Huugo Kalervo Palsa, known as Kalle (12 March 1947 – 3 October 1987), was a Finnish artist whose style has been described as fantastic expressionism, often influenced by depictions of sexuality.[1]
Although his work did not draw significant attention in his lifetime, Kalervo Palsa's reputation grew after being the subject of exhibitions and writings following his death. In 2013, a film based on his life, Kalervo Palsa ja kuriton käsi was released.[2] In 2013, his house was converted into the Palsa Museum, dedicated to his work.[3]
Life
Palsa was a native of Kittilä in Lapland. As a child, he grew up in a dysfunctional household where display of emotion was discouraged.[4]
Palsa began keeping a journal in which he recorded his thoughts in the early 1960s. His work was first exhibited in Rovaniemi in 1967, and he became the first member of his family to graduate high school in 1970. He spent time in the 1970s as an art student in Helsinki, but resided permanently at a small studio cabin in Kittilä.[5] It was connected to electricity by a long extension cable from a nearby house, and Palsa called it his "Getsemane" after the biblical site, or sometimes his "castle in the clouds".
Palsa died in 1987, lying in bed at home alone with pneumonia.[3]
Legacy
During his life he had artist friends including Reidar Särestöniemi, but his two biggest supporters were his mother, and his soulmate/muse Maj-Lis Pitkänen, the sister of his childhood sweetheart Maaret.

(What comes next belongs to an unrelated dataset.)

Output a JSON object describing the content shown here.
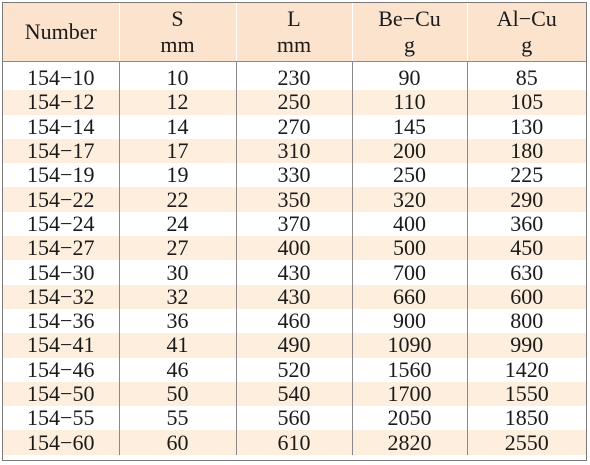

After his death, Maj-Lis was bequeathed his artistic works and journal, and donated them to the Kiasma art museum in 1999.[3] She would later go on to curate several exhibitions of his work and to edit compilations of his writings.[4] She led a long-term campaign to install a memorial cenotaph for Palsa, which was sculpted by the Finnish artist, Pekka Pitkänen, Maj-Lis's husband. The statue, shaped like a stylized seed or bullroarer, was viewed by the parish as pagan, or even representing female sexual organs. Some argued against Palsa's burial in the parish due to his supposed sexual perversion, though his reputation has been partially rehabilitated since.[citation needed]
Art
Kalervo Palsa used a varied palette of techniques and materials, including housepaint. He painted over 1,000 self-portraits.

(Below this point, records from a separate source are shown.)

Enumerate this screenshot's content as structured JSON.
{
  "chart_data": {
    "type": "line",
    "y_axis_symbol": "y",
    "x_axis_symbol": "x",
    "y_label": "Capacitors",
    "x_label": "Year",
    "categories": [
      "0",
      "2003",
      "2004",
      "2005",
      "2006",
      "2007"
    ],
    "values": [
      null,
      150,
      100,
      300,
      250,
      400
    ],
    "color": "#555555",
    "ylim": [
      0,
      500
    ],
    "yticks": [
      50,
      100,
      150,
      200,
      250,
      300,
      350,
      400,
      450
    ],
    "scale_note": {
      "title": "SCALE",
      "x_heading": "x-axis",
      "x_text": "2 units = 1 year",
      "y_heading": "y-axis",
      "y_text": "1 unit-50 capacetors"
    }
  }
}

Most of his works explore in graphic detail the dark side of humanity, and especially of his native northern regions, with prominent themes including grotesque sexuality, sadism, homosexuality, bisexuality and a general emotional frigidity paraphilia.
Palsa went through a brief phase of experimentation with abstract art while staying in New York City. According to his diaries, this phase ended suddenly one day when he saw an unconscious black man sprawled on a subway bench.
Some researchers have noted that though he remained active in his work up to his death in 1987, his work did not show signs of the postmodernism evident in the work of many other artists of the time.[citation needed]
Notable works
Turva ("Security") is a painting of a giant anus surrounded by horrifying images. At the center of the painting the anus opens as a window showing a man seated serenely in a rocking chair, apparently untouched by the horrors.
Missi Paskantaa ("A Beauty Pageant Contestant Takes a Dump"), a black-and-white inked comic strip. The work consists of a few pages of deadpan illustrated technical description of the practical ramifications of beauty pageant contestants having to defecate, and finally ends with an illustrated listing of varieties of consistency of faeces that might come out of such a girl's anus, with attendant analysis.
Eläkeläinen Muistelee ("Retiree Reminisces"), a black-and-white inked comic-book recounting a plethora of highly surreal homosexual sadistic tales.
Miehen Kuukautiset ("The Male Period"), a painting of a man's bleeding anus.
Vapautuminen ("Deliverance"), a painting of a man suspended in mid-air, hung by a rope attached around the glans of his own huge penis.
Uusi Ihminen ("New (Hu)Man"), a man giving birth through his anal opening.